For those of you who don’t know, America’s Test Kitchen is a real test kitchen located in Boston. There are more than three dozen full-time cooks and product testers who work around the clock perfecting the right ingredients and techniques to provide America with the best recipes possible. America’s Test Kitchen also has a weekly television show named, wait for it…America’s Test Kitchen. The show is in its 10th season and has over 2 million viewers (in a way, they’re like the Beatles of public television as far as food is concerned). The program features recipes and tips from Cook’s Illustrated and Cook’s Country magazine (also part of the America’s Test Kitchen brand) and they film in a Vermont farmhouse kitchen, right outside of Boston. The key element to America’s Test Kitchen? Host Christopher Kimball.

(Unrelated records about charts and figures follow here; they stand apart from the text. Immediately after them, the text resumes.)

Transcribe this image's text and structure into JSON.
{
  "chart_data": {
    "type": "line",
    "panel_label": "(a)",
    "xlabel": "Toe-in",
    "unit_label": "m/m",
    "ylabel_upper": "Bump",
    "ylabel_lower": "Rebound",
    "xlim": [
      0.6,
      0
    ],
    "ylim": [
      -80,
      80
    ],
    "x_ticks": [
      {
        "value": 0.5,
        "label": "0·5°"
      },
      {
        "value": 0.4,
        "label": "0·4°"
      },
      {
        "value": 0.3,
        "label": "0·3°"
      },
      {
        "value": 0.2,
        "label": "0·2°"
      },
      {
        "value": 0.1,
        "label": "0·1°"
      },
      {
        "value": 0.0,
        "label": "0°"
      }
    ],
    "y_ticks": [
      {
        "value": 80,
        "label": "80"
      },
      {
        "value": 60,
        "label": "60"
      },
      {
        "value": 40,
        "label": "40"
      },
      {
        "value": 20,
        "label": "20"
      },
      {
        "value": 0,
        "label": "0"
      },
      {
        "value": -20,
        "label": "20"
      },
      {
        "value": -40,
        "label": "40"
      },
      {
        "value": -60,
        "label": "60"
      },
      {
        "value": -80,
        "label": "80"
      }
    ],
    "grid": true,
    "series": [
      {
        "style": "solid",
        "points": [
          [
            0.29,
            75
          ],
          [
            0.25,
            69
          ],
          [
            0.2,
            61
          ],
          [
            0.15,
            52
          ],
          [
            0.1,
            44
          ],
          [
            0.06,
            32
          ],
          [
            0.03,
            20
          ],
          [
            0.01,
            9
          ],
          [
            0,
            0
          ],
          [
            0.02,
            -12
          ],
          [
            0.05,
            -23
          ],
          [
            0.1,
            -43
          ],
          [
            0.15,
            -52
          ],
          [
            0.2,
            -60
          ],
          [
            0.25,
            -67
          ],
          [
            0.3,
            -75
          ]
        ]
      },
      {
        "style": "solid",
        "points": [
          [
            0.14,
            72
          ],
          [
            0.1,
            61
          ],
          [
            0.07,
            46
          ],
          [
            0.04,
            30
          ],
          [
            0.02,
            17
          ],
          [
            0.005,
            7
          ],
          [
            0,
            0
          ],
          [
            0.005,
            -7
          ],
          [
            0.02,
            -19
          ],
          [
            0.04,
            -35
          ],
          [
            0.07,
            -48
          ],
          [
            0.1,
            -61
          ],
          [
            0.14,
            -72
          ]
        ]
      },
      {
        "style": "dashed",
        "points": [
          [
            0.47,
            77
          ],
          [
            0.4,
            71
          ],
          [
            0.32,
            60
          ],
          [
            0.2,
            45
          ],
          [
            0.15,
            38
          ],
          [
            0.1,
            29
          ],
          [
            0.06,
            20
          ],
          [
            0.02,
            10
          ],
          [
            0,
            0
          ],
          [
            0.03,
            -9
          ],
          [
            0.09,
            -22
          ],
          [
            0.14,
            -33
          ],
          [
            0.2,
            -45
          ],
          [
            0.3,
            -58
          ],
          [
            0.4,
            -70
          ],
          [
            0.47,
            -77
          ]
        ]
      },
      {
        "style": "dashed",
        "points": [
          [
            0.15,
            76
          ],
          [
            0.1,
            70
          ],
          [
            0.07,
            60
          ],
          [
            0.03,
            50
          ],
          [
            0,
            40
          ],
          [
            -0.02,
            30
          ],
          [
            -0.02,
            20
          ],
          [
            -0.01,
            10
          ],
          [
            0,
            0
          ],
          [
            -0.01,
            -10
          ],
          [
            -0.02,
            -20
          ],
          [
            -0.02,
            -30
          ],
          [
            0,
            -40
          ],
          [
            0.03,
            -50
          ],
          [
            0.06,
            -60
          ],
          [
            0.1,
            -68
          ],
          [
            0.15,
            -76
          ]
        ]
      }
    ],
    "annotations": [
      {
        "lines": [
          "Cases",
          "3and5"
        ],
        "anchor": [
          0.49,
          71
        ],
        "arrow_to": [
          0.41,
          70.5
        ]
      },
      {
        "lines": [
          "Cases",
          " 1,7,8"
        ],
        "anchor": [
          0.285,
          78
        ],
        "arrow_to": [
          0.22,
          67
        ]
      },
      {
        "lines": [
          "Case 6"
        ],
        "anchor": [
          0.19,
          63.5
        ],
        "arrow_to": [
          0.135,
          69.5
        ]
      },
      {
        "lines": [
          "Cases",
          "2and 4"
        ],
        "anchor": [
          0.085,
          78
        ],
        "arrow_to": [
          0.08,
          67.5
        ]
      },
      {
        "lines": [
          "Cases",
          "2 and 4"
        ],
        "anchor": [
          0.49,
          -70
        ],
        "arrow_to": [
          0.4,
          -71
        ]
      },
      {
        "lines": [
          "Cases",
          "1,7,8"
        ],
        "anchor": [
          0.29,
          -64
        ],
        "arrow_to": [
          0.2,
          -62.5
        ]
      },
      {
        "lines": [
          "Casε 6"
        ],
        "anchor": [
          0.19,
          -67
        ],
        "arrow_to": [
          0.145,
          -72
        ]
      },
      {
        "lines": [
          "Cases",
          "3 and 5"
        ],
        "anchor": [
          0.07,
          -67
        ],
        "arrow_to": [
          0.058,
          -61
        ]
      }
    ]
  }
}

We just like the bow tie — it gives him a special credibility in the kitchen that a chef’s hat just doesn’t. Fashion aside, Kimball and his team not only test the recipes, but also the equipment so that the viewer can never make a mistake or waste money when recreating meals in their own kitchens. If you want to check it out, you can view the show for free online: AmericasTestKitchen.com.
Now that the holidays are here (hello, can you believe it’s the Saturday before Thanksgiving already?!) and we’re in cooking boot camp, er, mode, we’re happy to have America’s Test Kitchen around to give us some pointers we hadn’t thought of already. Case in point: This past week they did a segment on pumpkin pie, which runs the risk of coming out grainy or soggy, but their creation included a secret ingredient that ensured the pie had just the right amount of spice and moisture. You can check it over on Serious Eats: This Week on America’s Test Kitchen.
By the way, the measuring cups photographed above are an America’s Test Kitchen recommended product.